The formula is MER = (INS_m + DEL_m + SUB_m) / N_m × 100%. Standard benchmarks like SEAME and ASCEND use MER as their primary metric. MER only applies to language pairs involving character-based scripts. For Spanish-English or French-English, standard WER is appropriate.
Point-of-Interest Error Rate (PIER) measures error rates specifically at language switch points. ICASSP 2025 results show the disparity clearly: on the ASCEND benchmark, overall MER was 20.4% while PIER at switch points reached 34.27%. On SEAME, overall MER was 39.72% versus 58.67% PIER. Together, these figures show that aggregate MER consistently understates how much models degrade where language switches occur.
Building a CS Evaluation Pipeline
Track three layers in your evaluation pipeline. First, overall WER or MER for baseline performance. Second, PIER at switch points to catch failures that aggregate metrics hide.
Third, downstream intent recognition accuracy on code-switched utterances to measure business impact. Semantic error rate is the layer most teams skip. It's also the one that surfaces downstream quality problems raw transcription metrics miss.
Build your test set from actual production audio, not synthetic data. Tag language boundaries manually in your reference transcripts. Segment your benchmarks by language pair, since performance varies dramatically. Mandarin-English benchmarks and Spanish-English benchmarks produce very different scores for the same model. You can't extrapolate one pair's performance to another.
How to Ship Multilingual Transcription That Handles Code-Switching
If you serve multilingual markets, code-switching support is a baseline requirement. Choose a unified model when you need streaming stability, and evaluate it with metrics that expose switch-point failures.
Choosing Your Architecture
If your traffic involves intra-sentential switching or real-time voice agents, use a unified multilingual model. Cascade designs add latency and break at mid-sentence switch points. For Deepgram users, Flux is built for conversational speech workflows, while Nova-3 supports real-time multilingual transcription across the broader model lineup.
Configure the Connection
The configuration is minimal: one model name, one WebSocket connection, and optional language hints. Enough to keep the pipeline simple when conversations blend languages naturally.
Test on Production Audio
Pair that setup with PIER-based evaluation on your actual production audio, and you'll catch switch-point failures before they reach your users.

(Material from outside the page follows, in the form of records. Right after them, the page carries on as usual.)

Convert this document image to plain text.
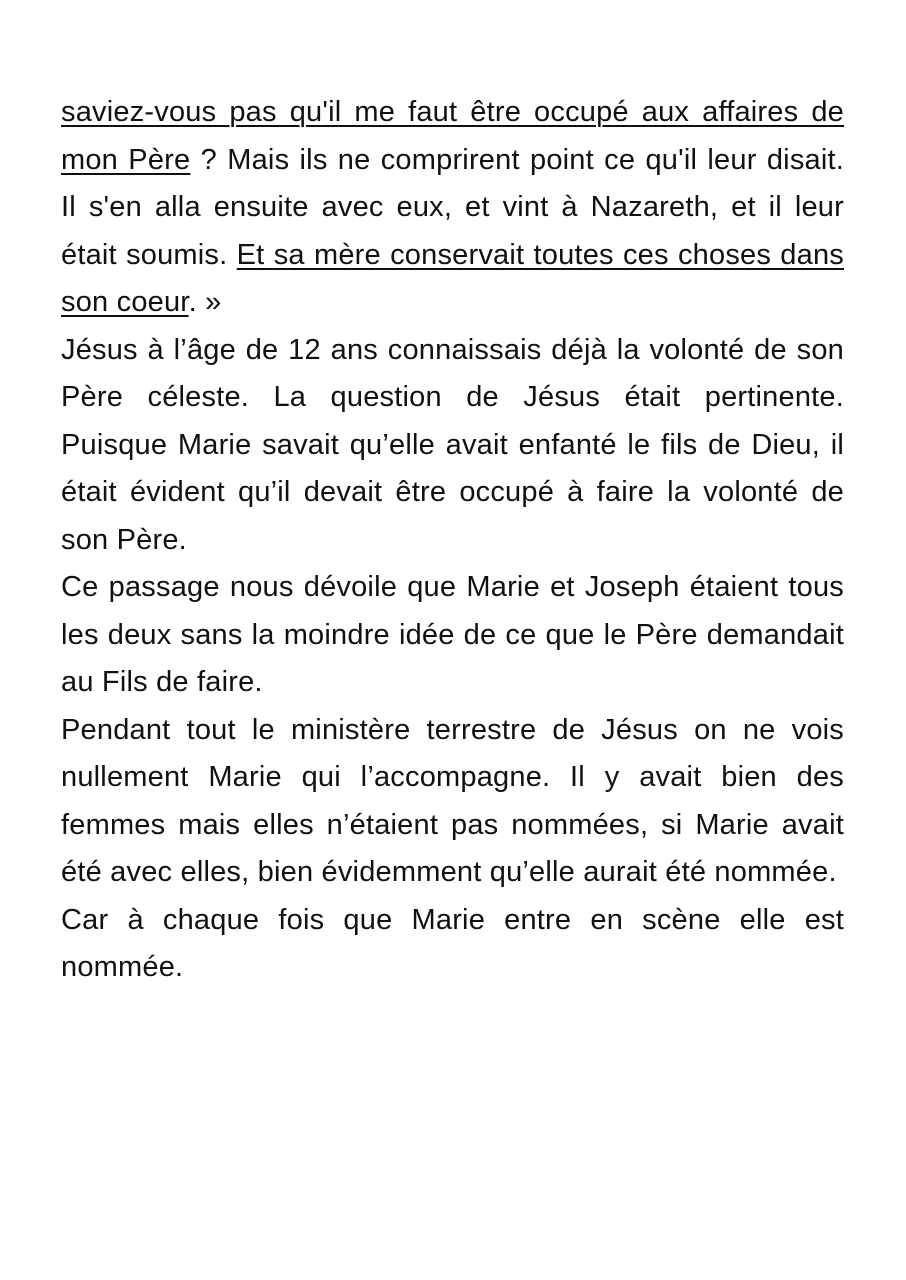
saviez-vous pas qu'il me faut être occupé aux affaires de mon Père ? Mais ils ne comprirent point ce qu'il leur disait. Il s'en alla ensuite avec eux, et vint à Nazareth, et il leur était soumis. Et sa mère conservait toutes ces choses dans son coeur. »

Jésus à l’âge de 12 ans connaissais déjà la volonté de son Père céleste. La question de Jésus était pertinente. Puisque Marie savait qu’elle avait enfanté le fils de Dieu, il était évident qu’il devait être occupé à faire la volonté de son Père.

Ce passage nous dévoile que Marie et Joseph étaient tous les deux sans la moindre idée de ce que le Père demandait au Fils de faire.

Pendant tout le ministère terrestre de Jésus on ne vois nullement Marie qui l’accompagne. Il y avait bien des femmes mais elles n’étaient pas nommées, si Marie avait été avec elles, bien évidemment qu’elle aurait été nommée.

Car à chaque fois que Marie entre en scène elle est nommée.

Build the test set from real calls, tag language boundaries, and track both transcript and downstream task quality.
Get Started with Deepgram
Try it yourself with free credits. New accounts can test multilingual transcription against their own audio with $200 in credits.
FAQ
What's the difference between code-switching and code-mixing in speech recognition?
Linguists sometimes separate them. Code-switching happens between sentences, while code-mixing happens within one sentence. For ASR engineering, most systems and benchmarks group both under code-switching.

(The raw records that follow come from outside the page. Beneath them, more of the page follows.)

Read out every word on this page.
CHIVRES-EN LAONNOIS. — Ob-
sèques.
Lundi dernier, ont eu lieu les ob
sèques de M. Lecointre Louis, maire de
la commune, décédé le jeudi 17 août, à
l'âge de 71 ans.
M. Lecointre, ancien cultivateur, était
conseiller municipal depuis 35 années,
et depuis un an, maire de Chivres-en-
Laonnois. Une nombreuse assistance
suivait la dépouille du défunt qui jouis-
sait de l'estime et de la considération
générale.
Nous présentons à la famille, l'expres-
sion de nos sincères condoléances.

Can monolingual ASR models handle code-switching with post-processing?
Post-processing can fix minor errors, but it can't recover tokens the acoustic model never detected. If the tokenizer lacks vocabulary for the switched language, those segments usually become hallucinations or deletions.
How does code-switching affect real-time voice agent latency?
Cascade LID-then-route pipelines can add latency compared with unified models. For voice agents, that delay stacks with LLM inference and TTS generation. Unified models avoid the routing step entirely.
What language pairs are most commonly code-switched in production audio?
That depends on your customer base geography. Audit your real call recordings before choosing benchmarks. Academic coverage may center on Mandarin-English, while your traffic may lean Spanish-English or Hindi-English.
How do you build a test set to evaluate code-switching ASR accuracy?
Start with 200–500 production utterances that contain language switches. Use bilingual annotators to transcribe them with per-word language tags. Split the set into intra-sentential and inter-sentential subsets, then rerun it on every model update.